Her stomach felt awful and it could only get worse. Freedom no longer seemed so precious. Freedom for what – to starve to death in the dark? Was this really better than being pampered in the breeding factory, pleasuring the clients and being pleasured by them in turn? Tiaan had overheard enough talk about the business from her workmates – they seemed to enjoy it.

Her life was out of control and she hated it. That was why she’d worked so hard at her craft. It offered control over her existence. As soon as she entered the world of emotions Tiaan floundered. Relationships were like a blueprint where the lines had faded, leaving only a jumble of meaningless symbols. Now Joeyn, the only person she’d really cared for, was gone.

The cramps faded. Leaning back against the wall, she slipped imperceptibly towards sleep. One hand groped across the floor until it found the helm. Tiaan slid it onto her head, where it perched rakishly over her ear. Her hand dragged the globe toward her. Clutching it against her chest, Tiaan’s fingers moved the orbital beads on their wires. It felt good to be using a hedron again. Very good. She could never be parted from it.

Volcanoes exploded. Congealing lava bombs wheeled through an acid sky, slowly fading to nothing.

Her slender fingers found new positions, rattling the beads back and forth faster than a merchant’s abacus. The scene flashed into view – a colossal lava fountain, achingly beautiful. It vanished too.

Again she worked the beads and all at once the scene locked in, tuned perfectly to the man of her dreams. The balcony was white marble, stained ruddy red by flames not far off. His dark fingers gripped the rail and he stared at the distant mountains as if seeking an answer in eternity.

Help! he mouthed.

An age later the cry came to her, or its echo. Help!

‘I’m coming!’ she cried aloud, still in her dream.

His head snapped around. Who are you? Where are you?

‘I’m Tiaan,’ she said softly. ‘I’m on the ninth level of the mine.’

Mine? He sounded uncomprehending. What mine? He spoke in a rough, attractive burr, though with a speech pattern she had never come across before. He articulated every letter – m-i-n-e; h-e-l-p.

‘The one near the manufactory, not far from Tiksi.’

What is Tiksi?

In her dream, Tiaan wondered how intelligent this young man really was. But after all, it was only a dream. She knew that.

‘Tiksi is a city on the south-east coast of Lauralin, on a spur of the Great Mountains.’

Lauralin? His astonishment could have been no greater if she’d said the surface of the sun. Lauralin? He let out a great roar that made her hair stand up. Are you speaking to me from SANTHENAR?

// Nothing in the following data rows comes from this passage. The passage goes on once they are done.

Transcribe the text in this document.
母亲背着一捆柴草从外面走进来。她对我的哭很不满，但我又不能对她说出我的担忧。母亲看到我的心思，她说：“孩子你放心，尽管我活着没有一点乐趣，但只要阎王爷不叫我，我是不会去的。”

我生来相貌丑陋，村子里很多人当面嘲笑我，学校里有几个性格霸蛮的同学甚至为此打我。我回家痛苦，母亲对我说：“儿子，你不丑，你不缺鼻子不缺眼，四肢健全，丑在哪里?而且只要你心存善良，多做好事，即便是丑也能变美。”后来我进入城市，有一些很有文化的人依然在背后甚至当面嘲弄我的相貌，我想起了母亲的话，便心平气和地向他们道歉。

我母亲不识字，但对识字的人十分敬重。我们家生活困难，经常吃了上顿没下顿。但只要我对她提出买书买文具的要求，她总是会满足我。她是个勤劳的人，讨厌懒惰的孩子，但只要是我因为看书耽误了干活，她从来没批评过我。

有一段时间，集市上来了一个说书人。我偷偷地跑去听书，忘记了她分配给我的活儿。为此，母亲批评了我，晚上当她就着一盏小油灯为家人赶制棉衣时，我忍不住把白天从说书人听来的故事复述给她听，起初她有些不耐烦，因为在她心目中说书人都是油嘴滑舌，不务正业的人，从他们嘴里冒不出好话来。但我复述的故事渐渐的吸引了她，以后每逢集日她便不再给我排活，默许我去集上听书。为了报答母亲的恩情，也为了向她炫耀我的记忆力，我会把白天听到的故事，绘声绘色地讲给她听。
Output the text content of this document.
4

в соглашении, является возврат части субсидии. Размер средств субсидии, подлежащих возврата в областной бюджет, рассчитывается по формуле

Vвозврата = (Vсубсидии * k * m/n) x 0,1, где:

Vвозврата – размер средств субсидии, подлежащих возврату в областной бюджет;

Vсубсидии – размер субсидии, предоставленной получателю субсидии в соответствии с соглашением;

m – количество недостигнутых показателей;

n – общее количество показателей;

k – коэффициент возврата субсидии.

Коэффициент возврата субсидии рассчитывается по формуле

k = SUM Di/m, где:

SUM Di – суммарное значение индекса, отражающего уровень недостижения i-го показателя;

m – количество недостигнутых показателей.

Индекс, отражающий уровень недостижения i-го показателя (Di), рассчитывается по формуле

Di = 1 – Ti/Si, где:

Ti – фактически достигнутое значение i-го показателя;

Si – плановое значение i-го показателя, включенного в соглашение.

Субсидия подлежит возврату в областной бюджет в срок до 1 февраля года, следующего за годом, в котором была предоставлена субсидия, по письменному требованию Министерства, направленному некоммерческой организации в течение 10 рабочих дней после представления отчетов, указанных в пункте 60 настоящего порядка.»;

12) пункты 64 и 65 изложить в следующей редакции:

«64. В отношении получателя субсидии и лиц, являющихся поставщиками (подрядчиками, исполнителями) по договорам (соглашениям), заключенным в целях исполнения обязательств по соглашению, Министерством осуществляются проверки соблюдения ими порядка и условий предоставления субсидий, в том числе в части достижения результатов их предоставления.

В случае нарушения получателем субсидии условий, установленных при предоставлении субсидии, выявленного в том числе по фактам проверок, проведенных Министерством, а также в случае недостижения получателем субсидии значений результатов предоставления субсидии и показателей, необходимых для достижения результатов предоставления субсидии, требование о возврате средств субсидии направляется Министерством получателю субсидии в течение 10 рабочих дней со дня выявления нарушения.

Goosepimples broke out all over her scalp. ‘Yes, of course I’m on Santhenar. Where else could I be?’

Abruptly he disappeared from the balcony. She heard him say, Be praised, uncle, an answer! From Santhenar!

The dream ebbed away, to Tiaan’s regret, and she did not get it back. She woke shortly afterwards, having tossed so hard that she’d cracked her head on the wall, leaving a painful bruise. She spent hours of frustrated wakefulness, turning the globe over and over in her hands, moving the beads into a thousand positions, but could not tune him in again. The young man was gone.

Tiaan slept, finally, and when she woke the dream was still there. It was definitely not a crystal dream for she could remember every instant of it, even replay it at will like one of her blueprints. It was seared into the fibres of her brain.

The young man was real, not some fevered hallucination. And that meant … Recalling her previous, sensual dreams, her cheeks grew hot. What if her dreams were also going to him? What would he think of her? Somehow that mattered more than anything.